Desolation

Movie Confusion? Have Your Grandchild Explain, Smaug’s Desolation.

Ed, my neighbor next door, admitted that it was a twist of fate that sat us beside each other at the movie theatre. Both of us had grandchildren staying for the holidays. Our grandchildren wanted to see, ‘The Hobbit: The Desolation of Smaug.’ What I knew about the Hobbit would have left a thimble empty.

Ed expected me to have read the 1937 novel, ‘The Hobbit,’ by J. R. R. Tolkien. He doesn’t read books, but because I do read books, he seemed to think that, I should have read it. I think, ‘The Hobbit,’ must be a long and involved book. It is taking three movies to adapt the book to film. I don’t read lengthy and complicated fantasy books. I read, ‘Westerns’, usually neither complicated nor lengthy fiction.  

Our grandkids had seen the first movie of ‘The Hobbit,’ which was called, ‘An Unexpected Journey.’ They both understood far more than Ed and I, about what was going on in the beginning of, ‘The Desolation of Smaug.’ I liked the three-d presentation of the movie but, Ed took offense to decapitated heads of Orcs that went sailing by him. Our grandkids understood about the group of dwarfs, the wizard Gandalf, Wood Elves, Bilbo the Hobbit, and Smaug the sleeping dragon.

Apparently, another movie will conclude the Hobbit book. Neither Ed nor I will be, as excited as, our grandkids to see it. For Ed and me, the movie was a perpetual confusion of endless characters, and action. We thought the dragon Smaug was silly, but we are not kids or full of imagination.

Ed asked that since I have seen the movie will I now read the book. I had to confess that I’m not interested. I realize that is what many think when it comes to reading the Bible. It seems to them that the Bible is to too long and too complicated with endless different characters. The Bible can seem intimidating with its two parts divided into so many books. The Old Testament has thirty-nine books, and the New Testament twenty-seven, but the sixty-six books do have one focus, Jesus Christ. The Old Testament points to the coming of Christ. The New Testament tells of Christ’s coming and His blessing for now and forever.

The Bible was written that we might believe that Jesus is the Christ, the Savior, from God, and that by believing we might have life in His name. The Bible’s message is a true message that we may well not want to hear. We do need a God given Savior, who saves us from ourselves. We do not like to admit sin rubs ourselves and our world raw.
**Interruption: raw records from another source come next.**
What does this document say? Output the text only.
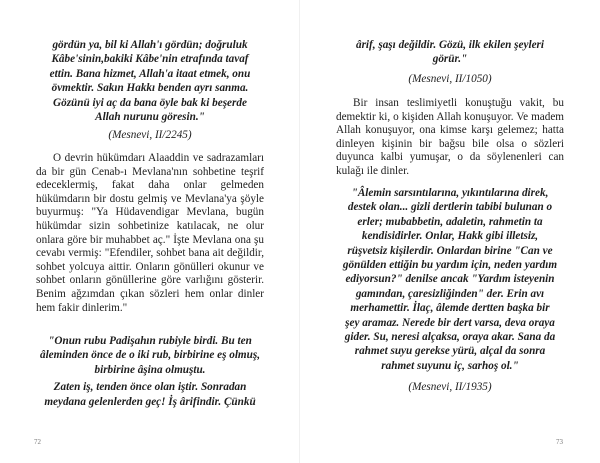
gördün ya, bil ki Allah'ı gördün; doğruluk
Kâbe'sinin,bakiki Kâbe'nin etrafında tavaf
ettin. Bana hizmet, Allah'a itaat etmek, onu
övmektir. Sakın Hakkı benden ayrı sanma.
Gözünü iyi aç da bana öyle bak ki beşerde
Allah nurunu göresin."
(Mesnevi, II/2245)
O devrin hükümdarı Alaaddin ve sadrazamları da bir gün Cenab-ı Mevlana'nın sohbetine teşrif edeceklermiş, fakat daha onlar gelmeden hükümdarın bir dostu gelmiş ve Mevlana'ya şöyle buyurmuş: "Ya Hüdavendigar Mevlana, bugün hükümdar sizin sohbetinize katılacak, ne olur onlara göre bir muhabbet aç." İşte Mevlana ona şu cevabı vermiş: "Efendiler, sohbet bana ait değildir, sohbet yolcuya aittir. Onların gönülleri okunur ve sohbet onların gönüllerine göre varlığını gösterir. Benim ağzımdan çıkan sözleri hem onlar dinler hem fakir dinlerim."
"Onun rubu Padişahın rubiyle birdi. Bu ten
âleminden önce de o iki rub, birbirine eş olmuş,
birbirine âşina olmuştu.
Zaten iş, tenden önce olan iştir. Sonradan
meydana gelenlerden geç! İş ârifindir. Çünkü
72
ârif, şaşı değildir. Gözü, ilk ekilen şeyleri
görür."
(Mesnevi, II/1050)
Bir insan teslimiyetli konuştuğu vakit, bu demektir ki, o kişiden Allah konuşuyor. Ve madem Allah konuşuyor, ona kimse karşı gelemez; hatta dinleyen kişinin bir bağsu bile olsa o sözleri duyunca kalbi yumuşar, o da söylenenleri can kulağı ile dinler.
"Âlemin sarsıntılarına, yıkıntılarına direk,
destek olan... gizli dertlerin tabibi bulunan o
erler; mubabbetin, adaletin, rahmetin ta
kendisidirler. Onlar, Hakk gibi illetsiz,
rüşvetsiz kişilerdir. Onlardan birine "Can ve
gönülden ettiğin bu yardım için, neden yardım
ediyorsun?" denilse ancak "Yardım isteyenin
gamından, çaresizliğinden" der. Erin avı
merhamettir. İlaç, âlemde dertten başka bir
şey aramaz. Nerede bir dert varsa, deva oraya
gider. Su, neresi alçaksa, oraya akar. Sana da
rahmet suyu gerekse yürü, alçal da sonra
rahmet suyunu iç, sarhoş ol."
(Mesnevi, II/1935)
73
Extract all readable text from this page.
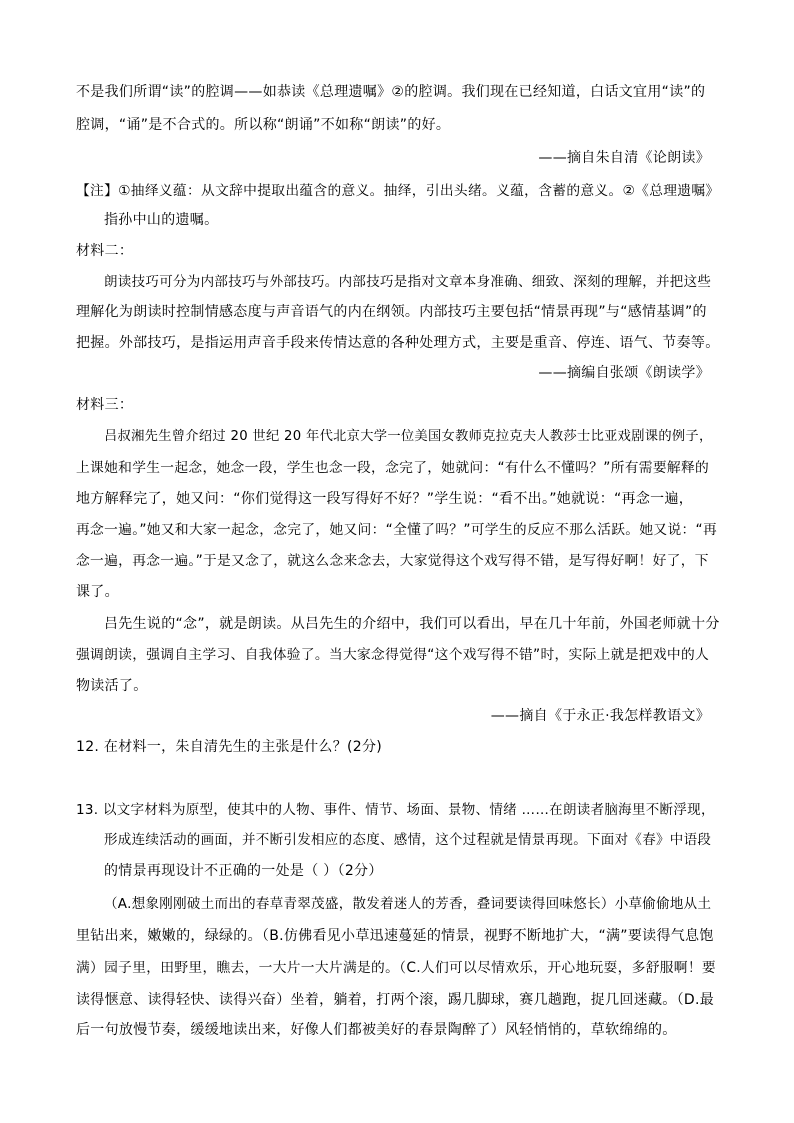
不是我们所谓“读”的腔调——如恭读《总理遗嘱》②的腔调。我们现在已经知道，白话文宜用“读”的
腔调，“诵”是不合式的。所以称“朗诵”不如称“朗读”的好。
——摘自朱自清《论朗读》
【注】①抽绎义蕴：从文辞中提取出蕴含的意义。抽绎，引出头绪。义蕴，含蓄的意义。②《总理遗嘱》
指孙中山的遗嘱。
材料二：
朗读技巧可分为内部技巧与外部技巧。内部技巧是指对文章本身准确、细致、深刻的理解，并把这些
理解化为朗读时控制情感态度与声音语气的内在纲领。内部技巧主要包括“情景再现”与“感情基调”的
把握。外部技巧，是指运用声音手段来传情达意的各种处理方式，主要是重音、停连、语气、节奏等。
——摘编自张颂《朗读学》
材料三：
吕叔湘先生曾介绍过 20 世纪 20 年代北京大学一位美国女教师克拉克夫人教莎士比亚戏剧课的例子，
上课她和学生一起念，她念一段，学生也念一段，念完了，她就问：“有什么不懂吗？”所有需要解释的
地方解释完了，她又问：“你们觉得这一段写得好不好？”学生说：“看不出。”她就说：“再念一遍，
再念一遍。”她又和大家一起念，念完了，她又问：“全懂了吗？”可学生的反应不那么活跃。她又说：“再
念一遍，再念一遍。”于是又念了，就这么念来念去，大家觉得这个戏写得不错，是写得好啊！好了，下
课了。
吕先生说的“念”，就是朗读。从吕先生的介绍中，我们可以看出，早在几十年前，外国老师就十分
强调朗读，强调自主学习、自我体验了。当大家念得觉得“这个戏写得不错”时，实际上就是把戏中的人
物读活了。
——摘自《于永正·我怎样教语文》
12. 在材料一，朱自清先生的主张是什么？(2分)
13. 以文字材料为原型，使其中的人物、事件、情节、场面、景物、情绪 ……在朗读者脑海里不断浮现，
形成连续活动的画面，并不断引发相应的态度、感情，这个过程就是情景再现。下面对《春》中语段
的情景再现设计不正确的一处是（ ）（2分）
（A.想象刚刚破土而出的春草青翠茂盛，散发着迷人的芳香，叠词要读得回味悠长）小草偷偷地从土
里钻出来，嫩嫩的，绿绿的。（B.仿佛看见小草迅速蔓延的情景，视野不断地扩大，“满”要读得气息饱
满）园子里，田野里，瞧去，一大片一大片满是的。（C.人们可以尽情欢乐，开心地玩耍，多舒服啊！要
读得惬意、读得轻快、读得兴奋）坐着，躺着，打两个滚，踢几脚球，赛几趟跑，捉几回迷藏。（D.最
后一句放慢节奏，缓缓地读出来，好像人们都被美好的春景陶醉了）风轻悄悄的，草软绵绵的。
Marion Soards wrote that Jesus Christ is not a fabrication: “He is not faster than a speeding bullet – a hand-held spear pierced his side. He is not more powerful than a locomotive – he dropped under the weight of the cross. He is not able to leap tall buildings in a single bound – he didn’t even come down off the cross where, nailed up, he bled and died.” Jesus laid down the privilege, position, and power of heaven to become a willing servant of God. He was willing to sacrifice himself so that love could overcome evil for all.